7. The most important families of theoretical distribution.

03 Oct 2019

Theoretical distribution is when you know what the distribution is and its parameters

Empirical distribution is when we start knowing nothing. What we have is a collection of observations, and we want to try and derive some knowledge from that collection.

Continuous distribution

Uniform distribution:- is a type of distribution in which all outcomes are equally likely; each variable has the same probability that it will be the outcome. A deck of cards has within it uniform distributions because the likelihood of drawing a heart, a club, a diamond or a spade is equally likely. A coin also has a uniform distribution because the probability of getting either heads or tails in a coin toss is the same. The continuous uniform distribution or rectangular distribution is a family of symmetric probability distributions. The distribution describes an experiment where there is an arbitrary outcome that lies between certain bounds. The bounds are defined by the parameters, a and b, which are the minimum and maximum values, the interval can be either closed. Therefore, the distribution is often abbreviated U (a, b), where U stands for uniform distribution.

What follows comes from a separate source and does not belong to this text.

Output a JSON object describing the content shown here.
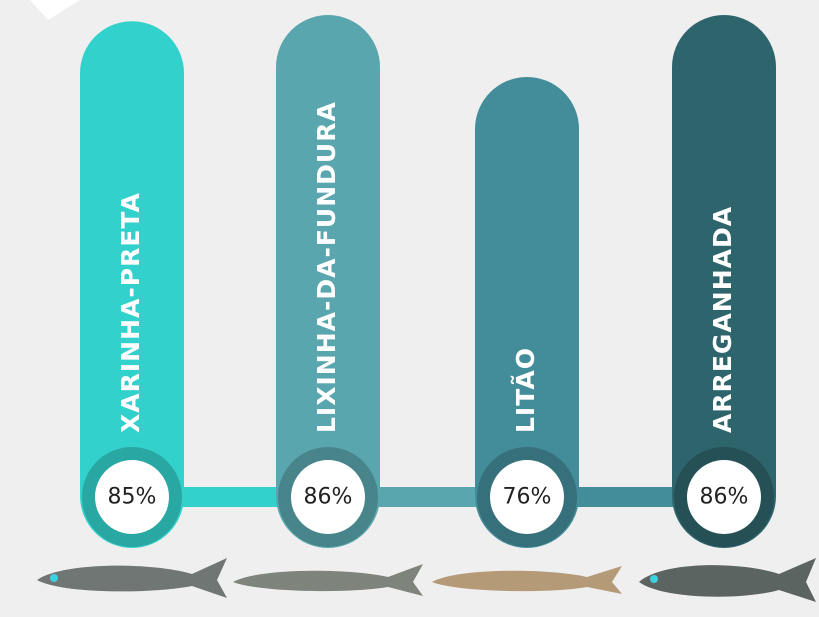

The difference between the bounds defines the interval length; all intervals of the same length on the distribution’s support are equally probable.

Uniform distribution

Normal distribution:- Normal distribution, also known as the Gaussian distribution, is a theoretical distribution that is symmetric about the mean, showing that data near the mean are more frequent in occurrence than data far from the mean. The normal distribution is useful because of the central limit theorem. In its most general form, under some conditions (which include finite variance), it states that averages of samples of observations of random variables independently drawn from the same distribution converge in distribution to the normal, that is, they become normally distributed when the number of observations is sufficiently large. Physical quantities that are expected to be the sum of many independent processes (such as measurement errors) often have distributions that are nearly normal.

Normal distribution

chi square:- The chi-square distribution (also chi-squared or χ2-distribution) with k degrees of freedom is the distribution of a sum of the squares of k independent standard normal random variables. The chi-square distribution is a special case of the gamma distribution and is one of the most widely used probability distributions in inferential statistics, notably in hypothesis testing or in construction of confidence intervals.

Chi square

gamma:- The gamma distribution is a two-parameter family of continuous probability distributions. The exponential distribution, Erlang distribution, and chi-squared distribution are special cases of the gamma distribution.

gamma distribution

beta:- the beta distribution is a family of continuous probability distributions defined on the interval [0, 1] parametrized by two positive shape parameters, denoted by α and β, that appear as exponents of the random variable and control the shape of the distribution. It is a special case of the Dirichlet distribution.

Betta distribution

exponential:- the exponential distribution is the probability distribution of the time between events in a Poisson point process, i.e., a process in which events occur continuously and independently at a constant average rate. It is a particular case of the gamma distribution. It is the continuous analogue of the geometric distribution, and it has the key property of being memoryless. In addition to being used for the analysis of Poisson point processes it is found in various other contexts.

Betta distribution

### Discrete distribution

Boolean:– a distribution with value either true or flase.
Binomial:- is a distribution that has the following properties:

The experiment consists of n repeated trials.
Each trial can result in just two possible outcomes. We call one of these outcomes a success and the other, a failure.
The probability of success, denoted by P, is the same on every trial.
The trials are independent that is, the outcome on one trial does not affect the outcome on other trials. The binomial distribution with parameters n and p is the discrete probability distribution of the number of successes in a sequence of n independent experiments, each asking a yes–no question, and each with its own boolean-valued outcome: success/yes/true/one (with probability p) or failure/no/false/zero (with probability q = 1 − p). A single success/failure experiment is also called a Bernoulli trial or Bernoulli experiment and a sequence of outcomes is called a Bernoulli process; for a single trial, i.e., n = 1, the binomial distribution is a Bernoulli distribution. The binomial distribution is the basis for the popular binomial test of statistical significance.

Binomial distribution

Multinomial:- is almost identical with one main difference: a binomial experiment can have two outcomes, while a multinomial experiment can have multiple outcomes.